### snuke's blog

By snuke, 7 years ago,

SRM637 Div1Medium can be solved even if the width of the board is very very large.

There is O(|black cells|) solution.

Let's consider only 8 cells near the edge. There are three(four) cases:

1) There are black cells in both side.

In this case, already result is fixed because the players can not change a parity of the number of turns while the game ends.

2) There are black cells in only one side.

In this case, the first player can win because he can decide a parity by coloring the other side cell black.

3) There is no black cell in both side.

In this case, the player who color a side cell black at the first loses. Hence the winner in the board without 8 side cells wins. You can determine the winner recursively.

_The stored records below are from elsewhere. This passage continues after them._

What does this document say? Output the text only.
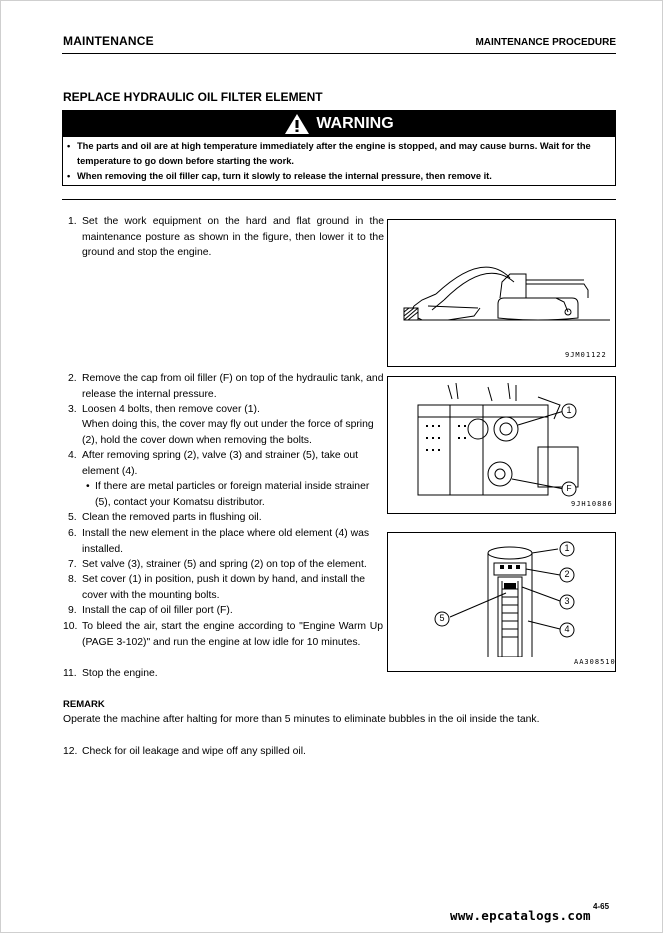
MAINTENANCE	MAINTENANCE PROCEDURE
REPLACE HYDRAULIC OIL FILTER ELEMENT
WARNING
• The parts and oil are at high temperature immediately after the engine is stopped, and may cause burns. Wait for the temperature to go down before starting the work.
• When removing the oil filler cap, turn it slowly to release the internal pressure, then remove it.
1. Set the work equipment on the hard and flat ground in the maintenance posture as shown in the figure, then lower it to the ground and stop the engine.
9JM01122
2. Remove the cap from oil filler (F) on top of the hydraulic tank, and release the internal pressure.
3. Loosen 4 bolts, then remove cover (1).
When doing this, the cover may fly out under the force of spring (2), hold the cover down when removing the bolts.
1
F
9JH10886
4. After removing spring (2), valve (3) and strainer (5), take out element (4).
• If there are metal particles or foreign material inside strainer (5), contact your Komatsu distributor.
5. Clean the removed parts in flushing oil.
6. Install the new element in the place where old element (4) was installed.
7. Set valve (3), strainer (5) and spring (2) on top of the element.
8. Set cover (1) in position, push it down by hand, and install the cover with the mounting bolts.
9. Install the cap of oil filler port (F).
10. To bleed the air, start the engine according to "Engine Warm Up (PAGE 3-102)" and run the engine at low idle for 10 minutes.
1
2
3
4
5
AA308510
11. Stop the engine.
REMARK
Operate the machine after halting for more than 5 minutes to eliminate bubbles in the oil inside the tank.
12. Check for oil leakage and wipe off any spilled oil.
4-65
www.epcatalogs.com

0) The width of the board is less than 4.
In this case, it is easy to determine the winner.

• +48

 » 7 years ago, # |   0 Hmm, nice.I'm curious: what was the reason for the initial systest fail?
•  » » 7 years ago, # ^ | ← Rev. 2 →   +8 My first solution contained a bug and I fixed but it was not updated in the system for some reason. Sorry for that.
•  » » » 7 years ago, # ^ |   +5 I know what you mean, MPSQAS does some weird shit sometimes. I used to save by "save statement -> submit -> save statement -> submit".
•  » » » 7 years ago, # ^ |   0 Did your buggy solution fail on test case {".", "."}?
•  » » » » 7 years ago, # ^ |   0 No. It was a strange bug so I think nobody took the same mistake with me.
 » 7 years ago, # |   0 Strictly speaking I think it's not (Black) anyway, because with the given input format you need to locate all black cells which takes O(Width) time anyway.
•  » » 7 years ago, # ^ |   0 If they want it to be the intended solution, I don't think changing the input format is impossible though.
•  » » 7 years ago, # ^ |   0 I didn't care the input format because it is not essential. (If the width of the board is very large, the input format will be changed.)
 » 7 years ago, # |   +16 Hmmmm, actually there is a more simple O(Blacks) solution for this problem, because of the nice pattern which can be seen in the computed grundy numbers. something like this:(Suppose we have black cells positions in a vector of integer pairs named v, sorted by their column numbers) int ans = v[0].X ^ (n - 1 - v.back().X); for (int i = 0; i < v.size() - 1; i++) ans ^= ((v[i + 1].X - v[i].X) % 2) ^ (v[i].Y == v[i + 1].Y); Second player wins if and only if ans equals zero at the end.